Out the far end and up to a split in possible paths.
He’d done that to teach them to listen for his commands or watch for his hand signs. Sent to the right, they’d slalom through vertical slats. To the left, jump down into a grave-deep hole, then climb out through another section of sewer pipe that he’d buried at an angle. If signaled to proceed straight ahead, they’d launch themselves in through the open passenger’s window of an old pickup and place a hard bite on the mannequin driver until told to release.
The dogs never knew the order of the obstacles and he’d made several of them so that he could change their configuration quickly. They’d learned to always look to him for guidance.
After two years of training, they were to the point where he could have three at a time in the course, each watching for their separate commands from him. The ones under the tree watched their teammates attentively, eager for their chance to run. He no longer needed to leash them to a stake. Once told to Blieb, they stayed like rocks until he issued any number of release commands: Go, Come here, Attack, and so on.

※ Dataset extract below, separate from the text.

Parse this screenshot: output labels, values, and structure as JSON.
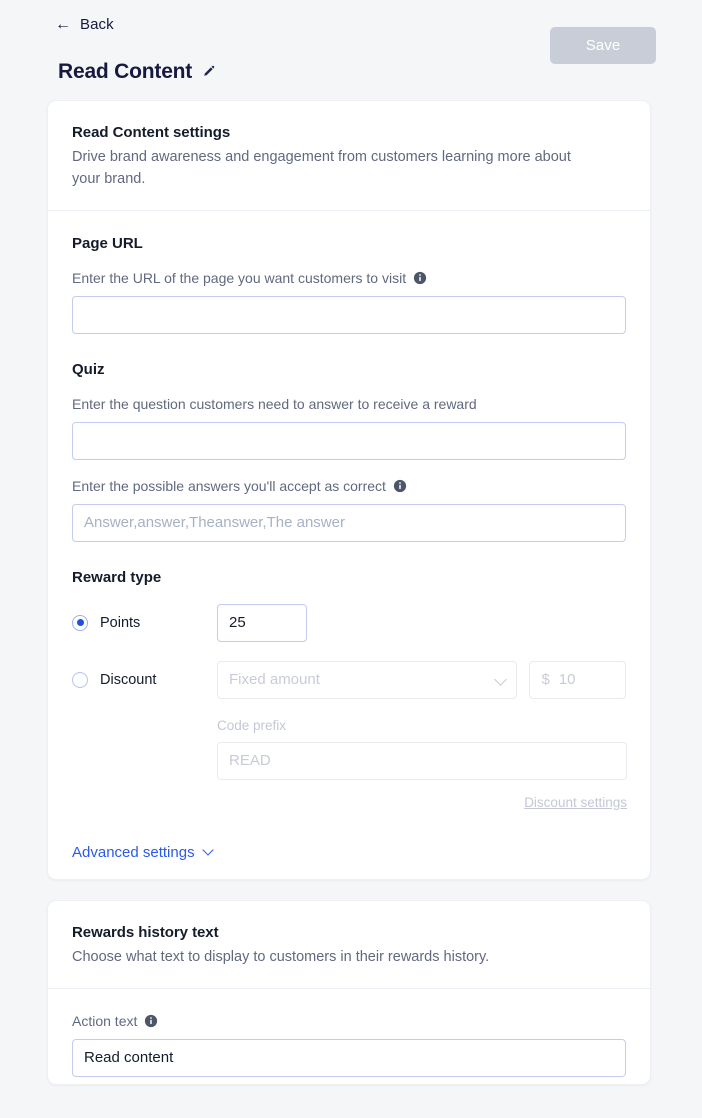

He signaled the first group over to the sidelines and turned for the second group.
The woman was standing there. She was leaning against the fence that had once made this a horse paddock. The fence wouldn’t keep his dogs in, especially not these dogs. But it did keep any dumb horses from wandering into his training course and falling down a hole.
She leaned on the top rail with a fat burrito in her hand. No sign of the dog that wasn’t a camel. Damn woman cracked him up.
Out of the truck, she wasn’t much of a thing: five-six, maybe one-twenty. Camo pants, black t-shirt, and lace-up boots said that she was fresh out of the military. Plenty of muscle and no padding looked good on her. Her light-brown hair—or did they call it dark-blonde…dishwater…who knew with women—fell from her Navy ball cap to her shoulders in a tousled disarray that said she didn’t care how much of a mess she looked. It hid much of her face from view.
He waved the second trio forward. The first trio lined up to watch—panting heavily with their tongues lolling out. After any workout, Malinois always made it look as if they’d done some massive task and could never be bothered to move again. Given the least chance though, they’d happily bound back in for as long as he was willing to run them. During training, they’d been through a whole series of twenty-four- to forty-eight-hour hikes together, ending with an explosives test. Every dog in this class had massive endurance, they just liked pretending they didn’t. Maybe it was the ever-so-casual attitude of a seasoned SEAL warrior.
Once they were fully involved in the course, he signaled Bertram forward. On a whim, he sent his prize dog to run the course counter-direction. It only took knocking one of his classmates unexpectedly into the water tank for Bertram to get the idea.
He glanced back at Stan.
Stan sliced a flat hand twice—once at each of the other two dogs on the course. In moments, Bertram was giving them a hard lesson in surprises from unexpected quarters. The best comedy show he’d seen in a while, he couldn’t help laughing.
Something made him glance over his shoulder.
The woman was walking away, just turned and on the move. Half of her burrito lay in the dirt. What the hell was up with that?